Why this story matters:
Whenever a foreigner, especially from Western Europe, learns that the basic wage of a Polish MD in the 4 years after his degree is 500 euros, they often think they are being played.
The reality of Polish healthcare is far from the glammed-up world of American medical dramas. In fact, it's more like a horror film. Once in a while, we hear that a Polish doctor has died in a hospital after working too many days in a row with no sleep.
Low wages, lack of staff, year-long queues for basic procedures -- all this stems from the fact that Poland's health service is underfinanced, ranking way below the European average. For years, governments did very little about it.
This is why, last year, one of the dominant stories in Polish media was the hunger strike organized by the young Polish doctors' association (Porozumienie Rezydentów) in Warsaw. Yet even this initiative, coupled with regular protests in different cities, was fruitless.

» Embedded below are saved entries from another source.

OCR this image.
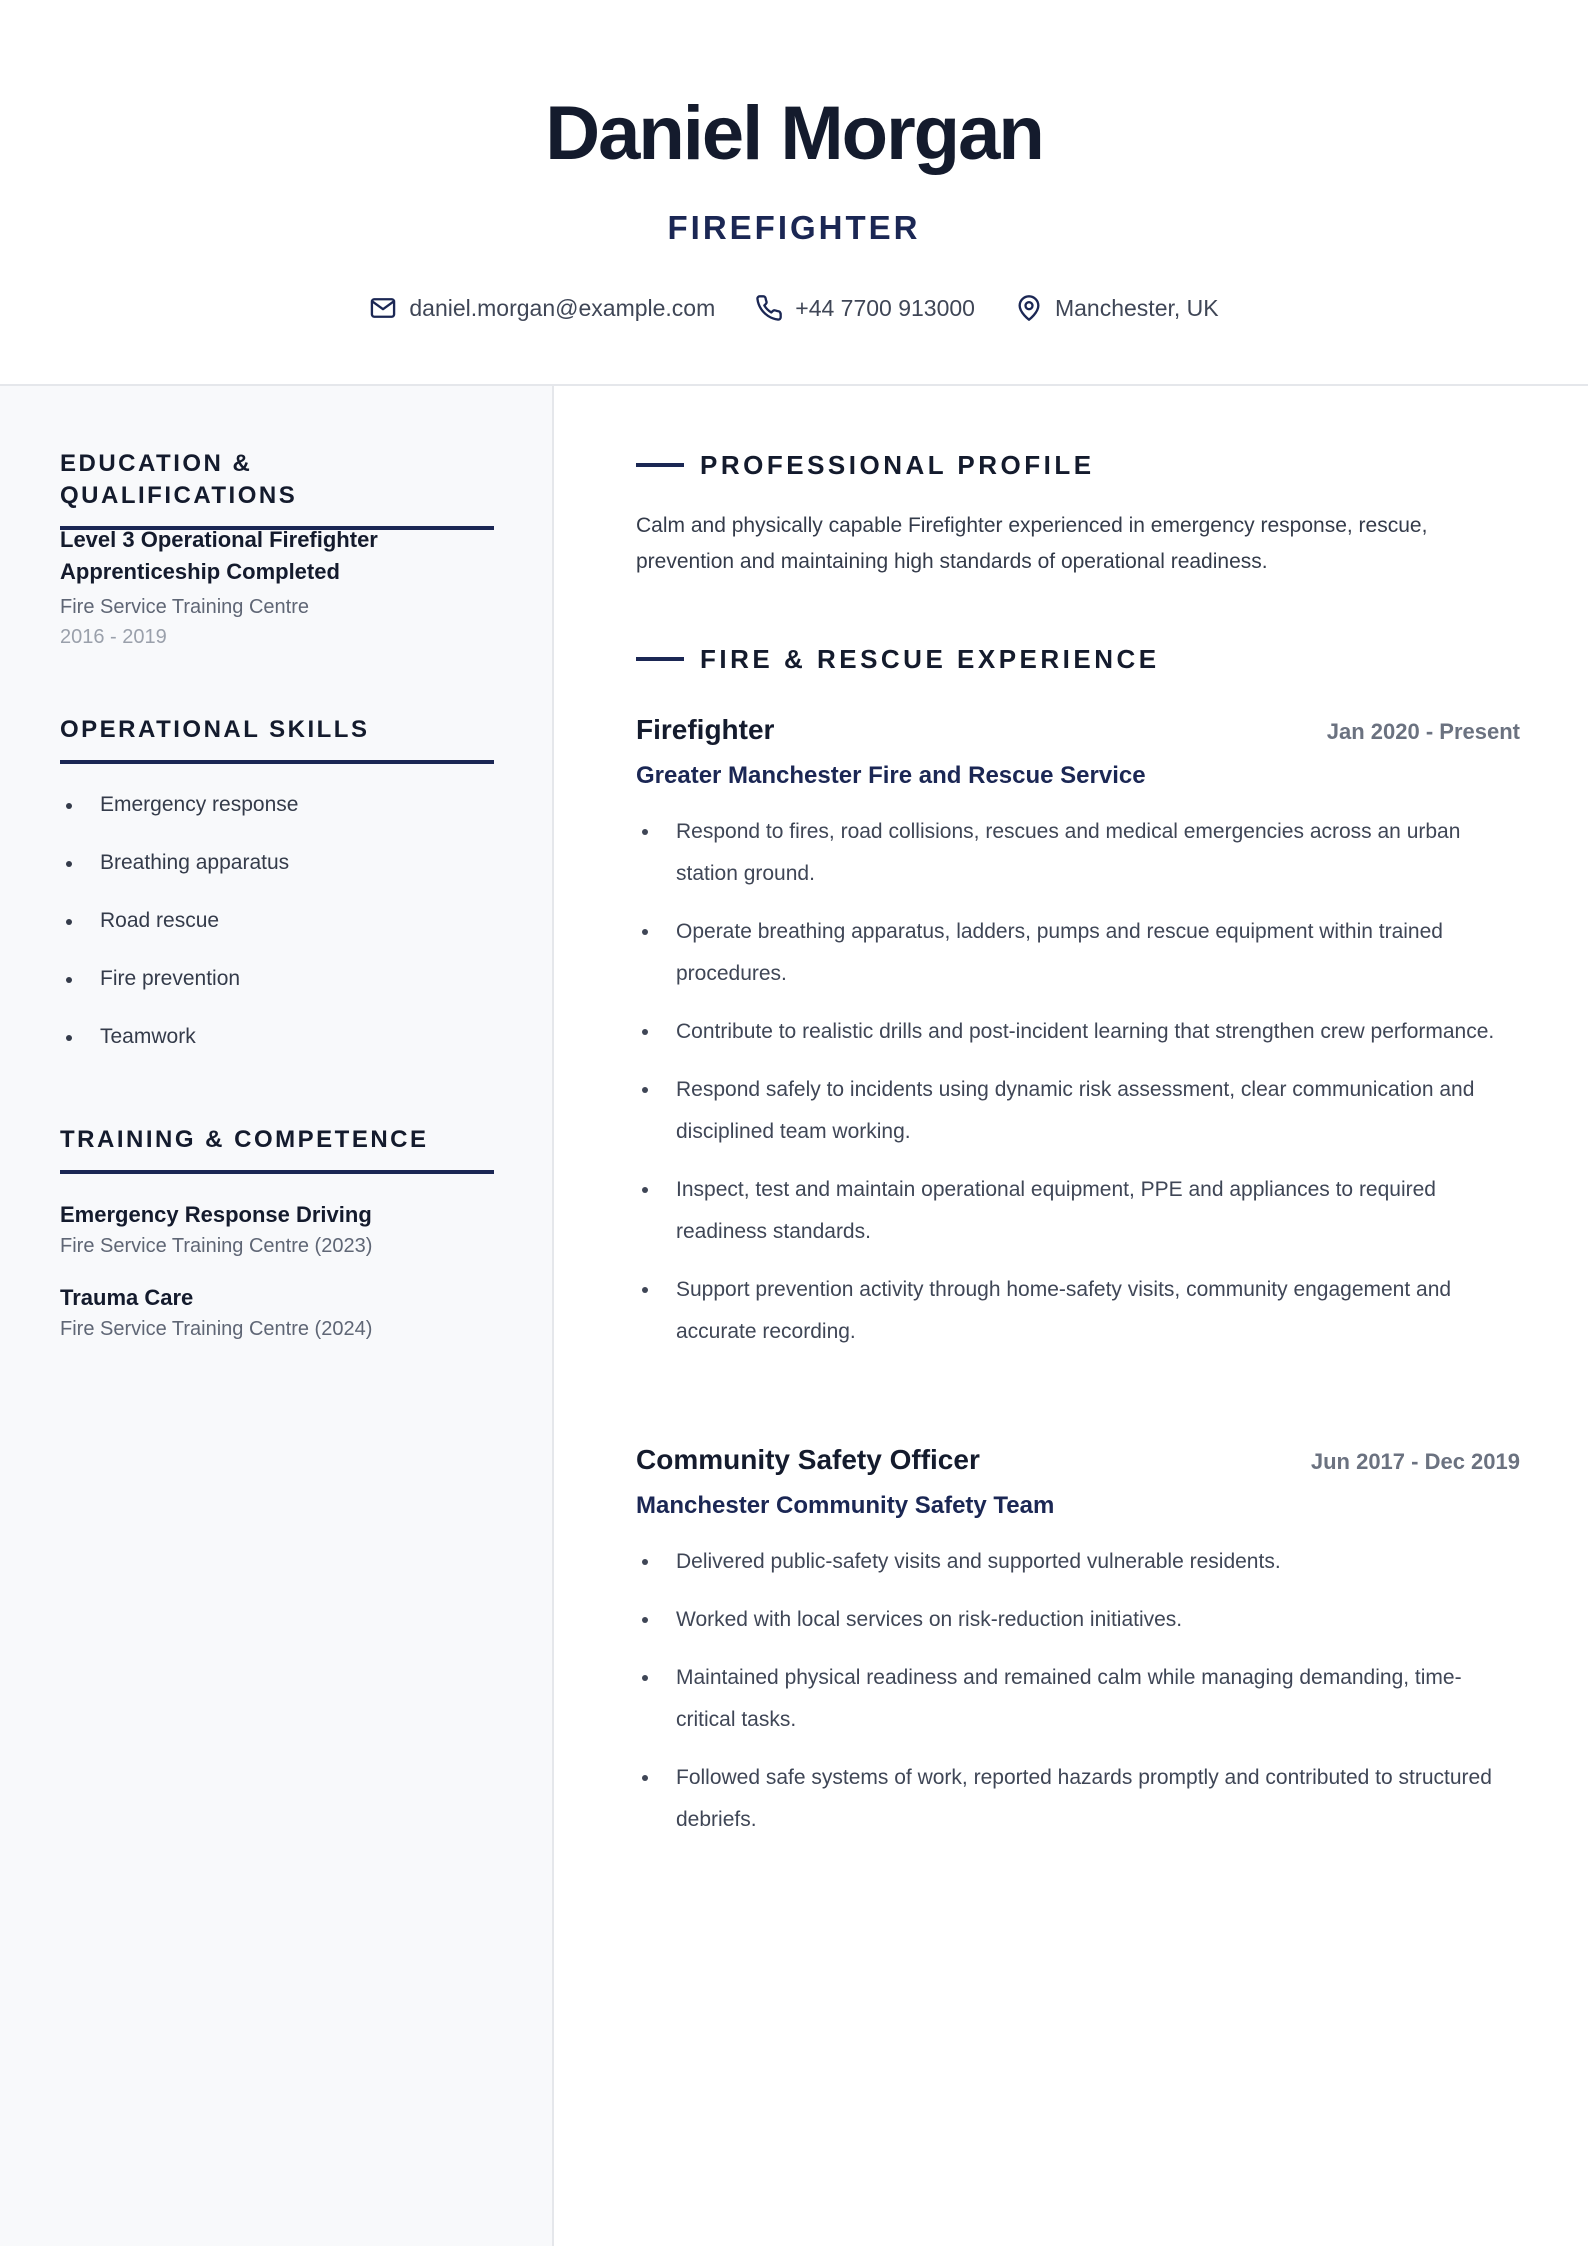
Daniel Morgan
FIREFIGHTER
daniel.morgan@example.com	+44 7700 913000	Manchester, UK
EDUCATION & QUALIFICATIONS
Level 3 Operational Firefighter Apprenticeship Completed
Fire Service Training Centre
2016 - 2019
OPERATIONAL SKILLS
Emergency response
Breathing apparatus
Road rescue
Fire prevention
Teamwork
TRAINING & COMPETENCE
Emergency Response Driving
Fire Service Training Centre (2023)
Trauma Care
Fire Service Training Centre (2024)
PROFESSIONAL PROFILE
Calm and physically capable Firefighter experienced in emergency response, rescue, prevention and maintaining high standards of operational readiness.
FIRE & RESCUE EXPERIENCE
Firefighter	Jan 2020 - Present
Greater Manchester Fire and Rescue Service
Respond to fires, road collisions, rescues and medical emergencies across an urban station ground.
Operate breathing apparatus, ladders, pumps and rescue equipment within trained procedures.
Contribute to realistic drills and post-incident learning that strengthen crew performance.
Respond safely to incidents using dynamic risk assessment, clear communication and disciplined team working.
Inspect, test and maintain operational equipment, PPE and appliances to required readiness standards.
Support prevention activity through home-safety visits, community engagement and accurate recording.
Community Safety Officer	Jun 2017 - Dec 2019
Manchester Community Safety Team
Delivered public-safety visits and supported vulnerable residents.
Worked with local services on risk-reduction initiatives.
Maintained physical readiness and remained calm while managing demanding, time-critical tasks.
Followed safe systems of work, reported hazards promptly and contributed to structured debriefs.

What finally made the government yield, was money. Thousands of doctors across the country started to terminate the so-called opt-out agreements that had allowed them to work overtime against EU regulations. Suddenly it became loud and clear -- without them, Polish health service was paralyzed. Many hospitals had to close down departments.
Some believed it was a ruthless and selfish move on doctors' part. After all, the Hippocrates oath reads that the patient's interest is their priority. But, contrary to popular belief, doctors are not gods.
In order to do their jobs well, they need to rest, have time to study and, above all, they deserve a livable wage.
Hopefully this case is not a one-time victory but a beginning of a much needed reform that will establish new standards in Polish healthcare.
health, politics, work, care crisis
Details from the story:
- The basic salary of a young doctor from Poland for the first 4 years of his professional career is 500 euros.
- In 2016, the government spent 4.4% of the country's GDP on health services -- one of the lowest amounts in OECD, just above Turkey and Latvia.
- In comparison, Germany spent 9.5%. Insufficient funding leads to a shortage of doctors. The ones remaining have to work much more than the European law allows -- to make a living but also to satisfy the needs of the system. Hence, the opt-out agreements, which the doctors sign to bypass EU work-time restrictions.
- The hunger strike began October 2, 2017 and lasted a few weeks. Over 20 doctors participated.In January, thousands of doctors announced that they would terminate the opt-out agreements. Many hospital departments stopped functioning.
- The agreement was signed on Febrary 8, 2018. It guarantees that health care funding will steadily increase reaching 6% GDP in 2024. The basic wage will rise to 4,000 zloty (approx 950 euros). Among its crucial points are many others concerning working conditions in hospitals.
- Both the hunger strike and the protests were joined by nurses, ambulance workers and other healthcare professionals.What casts a shadow on the historical agreement is the fact that it has been signed only by the doctors and the Minister of Health, Łukasz Szumowski.
- Although higher GDP spending will benefit the entire system, the other health service employees were not granted raises. The minister promised to reach an agreement with them by the end of 2018.